The big differences here are that with low carb, you can go up to 50-100 grams of carbs and still get positive results, but to be in ketosis, your carbs probably shouldn’t go over 30 grams a day. Keto, however, offers increased clarity and a faster resolution of high blood pressure, high blood sugar, and high cholesterol, but it’s a little harder to stick to for some people.
In the low carb diet vs keto diet argument, there’s definitely merit on both sides, but it’s probably best to suggest low carb for beginners.
Related: Low-Carb Lunch Idea Recipes
Low carb vs low fat
Another failed experiment, the low-fat diet has plagued us for several decades now.

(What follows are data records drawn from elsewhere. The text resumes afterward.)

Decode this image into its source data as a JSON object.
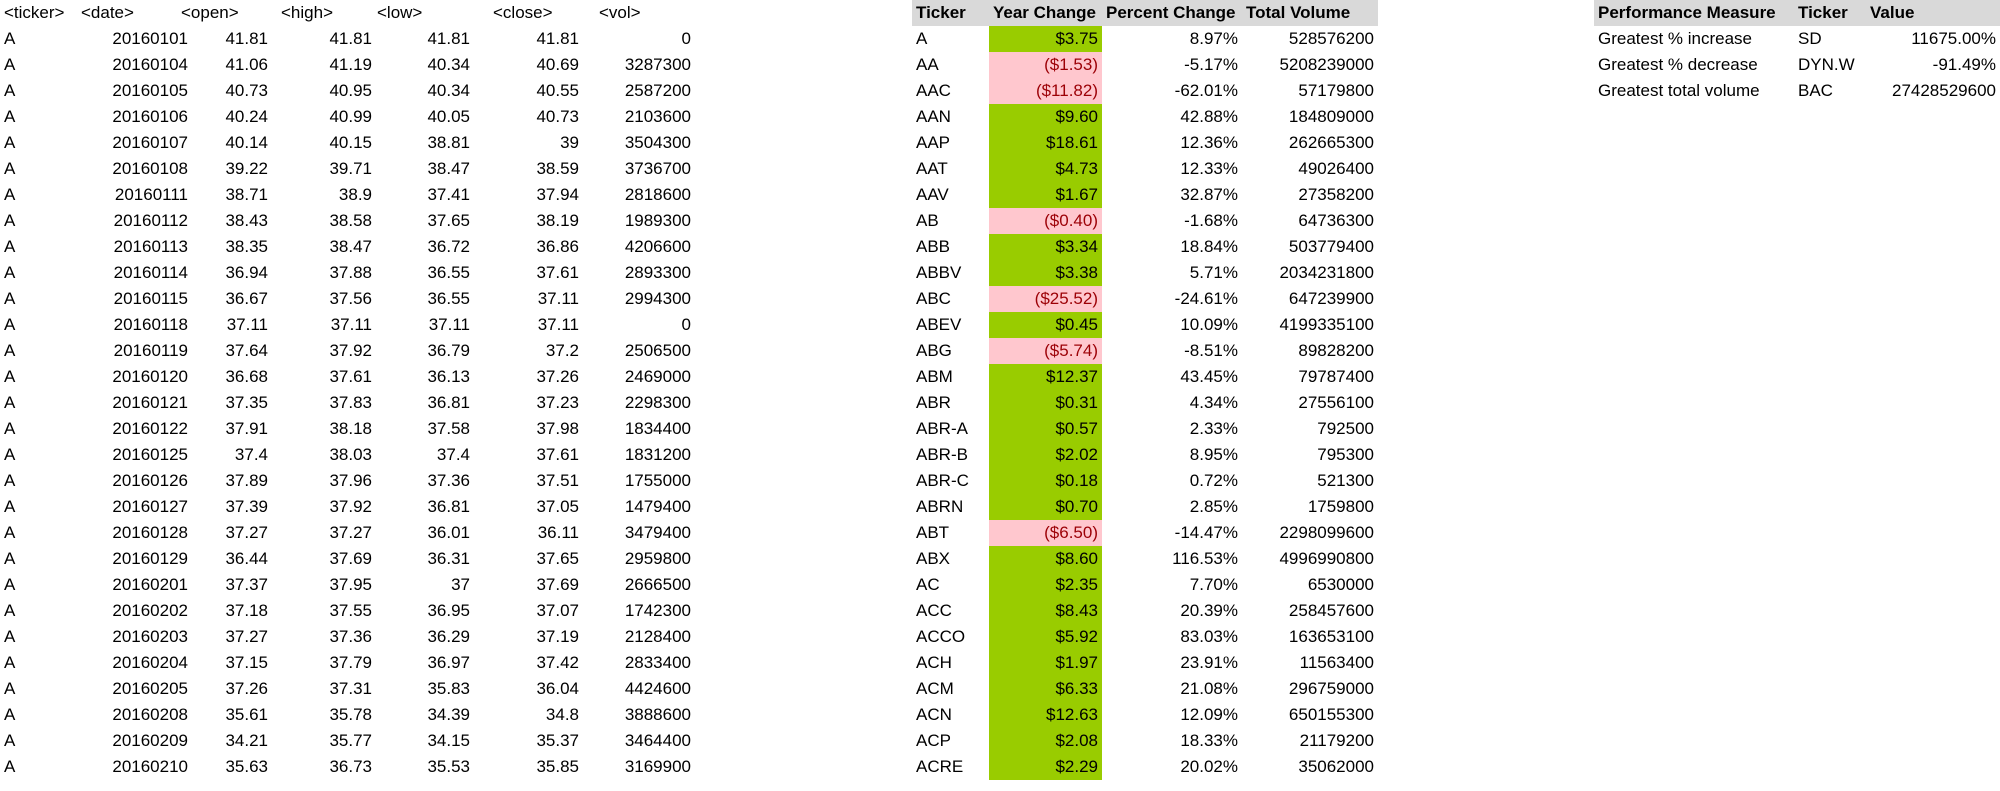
{
  "raw": {
    "headers": [
      "<ticker>",
      "<date>",
      "<open>",
      "<high>",
      "<low>",
      "<close>",
      "<vol>"
    ],
    "rows": [
      [
        "A",
        "20160101",
        "41.81",
        "41.81",
        "41.81",
        "41.81",
        "0"
      ],
      [
        "A",
        "20160104",
        "41.06",
        "41.19",
        "40.34",
        "40.69",
        "3287300"
      ],
      [
        "A",
        "20160105",
        "40.73",
        "40.95",
        "40.34",
        "40.55",
        "2587200"
      ],
      [
        "A",
        "20160106",
        "40.24",
        "40.99",
        "40.05",
        "40.73",
        "2103600"
      ],
      [
        "A",
        "20160107",
        "40.14",
        "40.15",
        "38.81",
        "39",
        "3504300"
      ],
      [
        "A",
        "20160108",
        "39.22",
        "39.71",
        "38.47",
        "38.59",
        "3736700"
      ],
      [
        "A",
        "20160111",
        "38.71",
        "38.9",
        "37.41",
        "37.94",
        "2818600"
      ],
      [
        "A",
        "20160112",
        "38.43",
        "38.58",
        "37.65",
        "38.19",
        "1989300"
      ],
      [
        "A",
        "20160113",
        "38.35",
        "38.47",
        "36.72",
        "36.86",
        "4206600"
      ],
      [
        "A",
        "20160114",
        "36.94",
        "37.88",
        "36.55",
        "37.61",
        "2893300"
      ],
      [
        "A",
        "20160115",
        "36.67",
        "37.56",
        "36.55",
        "37.11",
        "2994300"
      ],
      [
        "A",
        "20160118",
        "37.11",
        "37.11",
        "37.11",
        "37.11",
        "0"
      ],
      [
        "A",
        "20160119",
        "37.64",
        "37.92",
        "36.79",
        "37.2",
        "2506500"
      ],
      [
        "A",
        "20160120",
        "36.68",
        "37.61",
        "36.13",
        "37.26",
        "2469000"
      ],
      [
        "A",
        "20160121",
        "37.35",
        "37.83",
        "36.81",
        "37.23",
        "2298300"
      ],
      [
        "A",
        "20160122",
        "37.91",
        "38.18",
        "37.58",
        "37.98",
        "1834400"
      ],
      [
        "A",
        "20160125",
        "37.4",
        "38.03",
        "37.4",
        "37.61",
        "1831200"
      ],
      [
        "A",
        "20160126",
        "37.89",
        "37.96",
        "37.36",
        "37.51",
        "1755000"
      ],
      [
        "A",
        "20160127",
        "37.39",
        "37.92",
        "36.81",
        "37.05",
        "1479400"
      ],
      [
        "A",
        "20160128",
        "37.27",
        "37.27",
        "36.01",
        "36.11",
        "3479400"
      ],
      [
        "A",
        "20160129",
        "36.44",
        "37.69",
        "36.31",
        "37.65",
        "2959800"
      ],
      [
        "A",
        "20160201",
        "37.37",
        "37.95",
        "37",
        "37.69",
        "2666500"
      ],
      [
        "A",
        "20160202",
        "37.18",
        "37.55",
        "36.95",
        "37.07",
        "1742300"
      ],
      [
        "A",
        "20160203",
        "37.27",
        "37.36",
        "36.29",
        "37.19",
        "2128400"
      ],
      [
        "A",
        "20160204",
        "37.15",
        "37.79",
        "36.97",
        "37.42",
        "2833400"
      ],
      [
        "A",
        "20160205",
        "37.26",
        "37.31",
        "35.83",
        "36.04",
        "4424600"
      ],
      [
        "A",
        "20160208",
        "35.61",
        "35.78",
        "34.39",
        "34.8",
        "3888600"
      ],
      [
        "A",
        "20160209",
        "34.21",
        "35.77",
        "34.15",
        "35.37",
        "3464400"
      ],
      [
        "A",
        "20160210",
        "35.63",
        "36.73",
        "35.53",
        "35.85",
        "3169900"
      ]
    ]
  },
  "summary": {
    "headers": [
      "Ticker",
      "Year Change",
      "Percent Change",
      "Total Volume"
    ],
    "rows": [
      {
        "ticker": "A",
        "change": "$3.75",
        "pct": "8.97%",
        "vol": "528576200",
        "status": "positive"
      },
      {
        "ticker": "AA",
        "change": "($1.53)",
        "pct": "-5.17%",
        "vol": "5208239000",
        "status": "negative"
      },
      {
        "ticker": "AAC",
        "change": "($11.82)",
        "pct": "-62.01%",
        "vol": "57179800",
        "status": "negative"
      },
      {
        "ticker": "AAN",
        "change": "$9.60",
        "pct": "42.88%",
        "vol": "184809000",
        "status": "positive"
      },
      {
        "ticker": "AAP",
        "change": "$18.61",
        "pct": "12.36%",
        "vol": "262665300",
        "status": "positive"
      },
      {
        "ticker": "AAT",
        "change": "$4.73",
        "pct": "12.33%",
        "vol": "49026400",
        "status": "positive"
      },
      {
        "ticker": "AAV",
        "change": "$1.67",
        "pct": "32.87%",
        "vol": "27358200",
        "status": "positive"
      },
      {
        "ticker": "AB",
        "change": "($0.40)",
        "pct": "-1.68%",
        "vol": "64736300",
        "status": "negative"
      },
      {
        "ticker": "ABB",
        "change": "$3.34",
        "pct": "18.84%",
        "vol": "503779400",
        "status": "positive"
      },
      {
        "ticker": "ABBV",
        "change": "$3.38",
        "pct": "5.71%",
        "vol": "2034231800",
        "status": "positive"
      },
      {
        "ticker": "ABC",
        "change": "($25.52)",
        "pct": "-24.61%",
        "vol": "647239900",
        "status": "negative"
      },
      {
        "ticker": "ABEV",
        "change": "$0.45",
        "pct": "10.09%",
        "vol": "4199335100",
        "status": "positive"
      },
      {
        "ticker": "ABG",
        "change": "($5.74)",
        "pct": "-8.51%",
        "vol": "89828200",
        "status": "negative"
      },
      {
        "ticker": "ABM",
        "change": "$12.37",
        "pct": "43.45%",
        "vol": "79787400",
        "status": "positive"
      },
      {
        "ticker": "ABR",
        "change": "$0.31",
        "pct": "4.34%",
        "vol": "27556100",
        "status": "positive"
      },
      {
        "ticker": "ABR-A",
        "change": "$0.57",
        "pct": "2.33%",
        "vol": "792500",
        "status": "positive"
      },
      {
        "ticker": "ABR-B",
        "change": "$2.02",
        "pct": "8.95%",
        "vol": "795300",
        "status": "positive"
      },
      {
        "ticker": "ABR-C",
        "change": "$0.18",
        "pct": "0.72%",
        "vol": "521300",
        "status": "positive"
      },
      {
        "ticker": "ABRN",
        "change": "$0.70",
        "pct": "2.85%",
        "vol": "1759800",
        "status": "positive"
      },
      {
        "ticker": "ABT",
        "change": "($6.50)",
        "pct": "-14.47%",
        "vol": "2298099600",
        "status": "negative"
      },
      {
        "ticker": "ABX",
        "change": "$8.60",
        "pct": "116.53%",
        "vol": "4996990800",
        "status": "positive"
      },
      {
        "ticker": "AC",
        "change": "$2.35",
        "pct": "7.70%",
        "vol": "6530000",
        "status": "positive"
      },
      {
        "ticker": "ACC",
        "change": "$8.43",
        "pct": "20.39%",
        "vol": "258457600",
        "status": "positive"
      },
      {
        "ticker": "ACCO",
        "change": "$5.92",
        "pct": "83.03%",
        "vol": "163653100",
        "status": "positive"
      },
      {
        "ticker": "ACH",
        "change": "$1.97",
        "pct": "23.91%",
        "vol": "11563400",
        "status": "positive"
      },
      {
        "ticker": "ACM",
        "change": "$6.33",
        "pct": "21.08%",
        "vol": "296759000",
        "status": "positive"
      },
      {
        "ticker": "ACN",
        "change": "$12.63",
        "pct": "12.09%",
        "vol": "650155300",
        "status": "positive"
      },
      {
        "ticker": "ACP",
        "change": "$2.08",
        "pct": "18.33%",
        "vol": "21179200",
        "status": "positive"
      },
      {
        "ticker": "ACRE",
        "change": "$2.29",
        "pct": "20.02%",
        "vol": "35062000",
        "status": "positive"
      }
    ]
  },
  "performance": {
    "headers": [
      "Performance Measure",
      "Ticker",
      "Value"
    ],
    "rows": [
      [
        "Greatest % increase",
        "SD",
        "11675.00%"
      ],
      [
        "Greatest % decrease",
        "DYN.W",
        "-91.49%"
      ],
      [
        "Greatest total volume",
        "BAC",
        "27428529600"
      ]
    ]
  },
  "colors": {
    "header_fill": "#d9d9d9",
    "positive_fill": "#99cc00",
    "negative_fill": "#ffc7ce",
    "negative_text": "#9c0006"
  }
}
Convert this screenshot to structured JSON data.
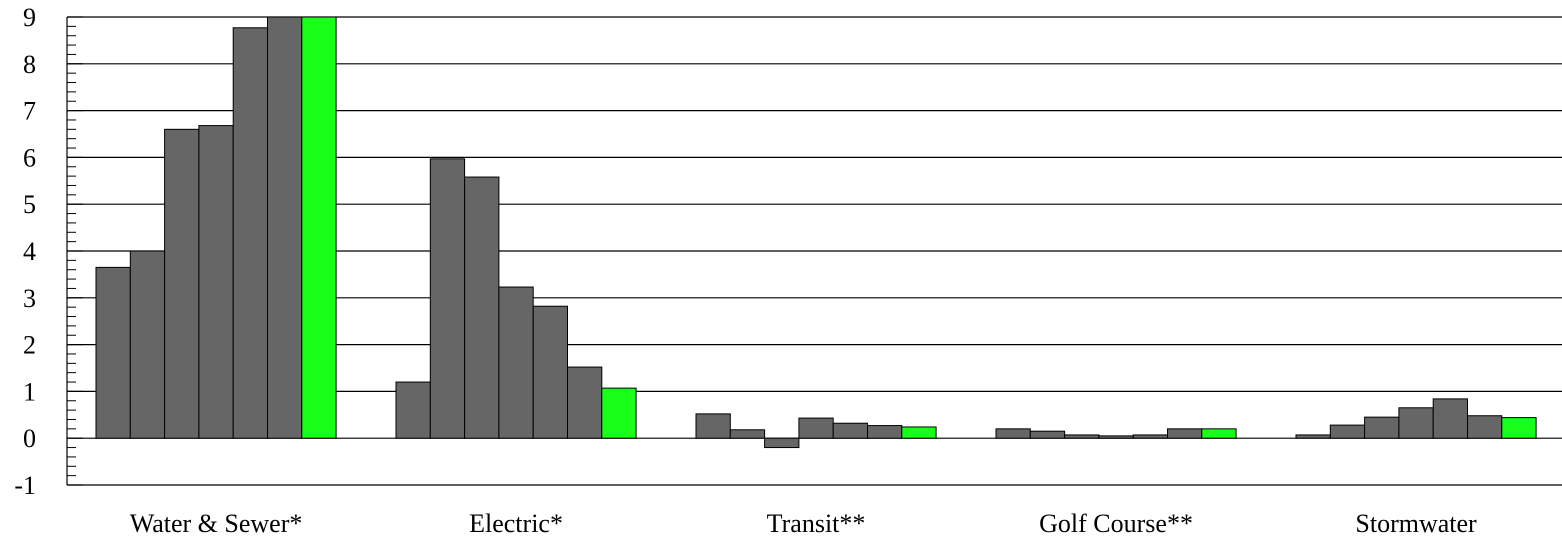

By artificially processing the healthy fat out of food, companies had to add in sugar. This is basically a rehashed version of the high carb diet, but with the added caveat that you also can’t have fat. Everything is bland, tasteless, and overly processed.
A low-fat diet also runs the risk of not providing enough essential fatty acids! Definitely a bad way of eating, unless you’re truly 100% whole food vegetarian or vegan, then it might be healthy. Regardless, a contest of low carb vs low fat will always prove the low carb diet as the winner.
There are so many health benefits of low carb diet changes that even dropping your carb intake to under 100 grams a day will have a significant impact on your life. The big ones are that is that it can utterly collapse your risk for diabetes, heart disease, certain cancers, and strokes. Beyond that, you will lose weight, have clearer skin, better mental focus, higher energy, and more endurance.
Talk to friends or colleagues who have done it; they will be full of low carb diet tips that will help propel you forward because they’ve lived the change. Weigh yourself, take measurements of your body with tailor’s tape, and dive right in – you’ll be surprised how much you’ll change in just 2 weeks!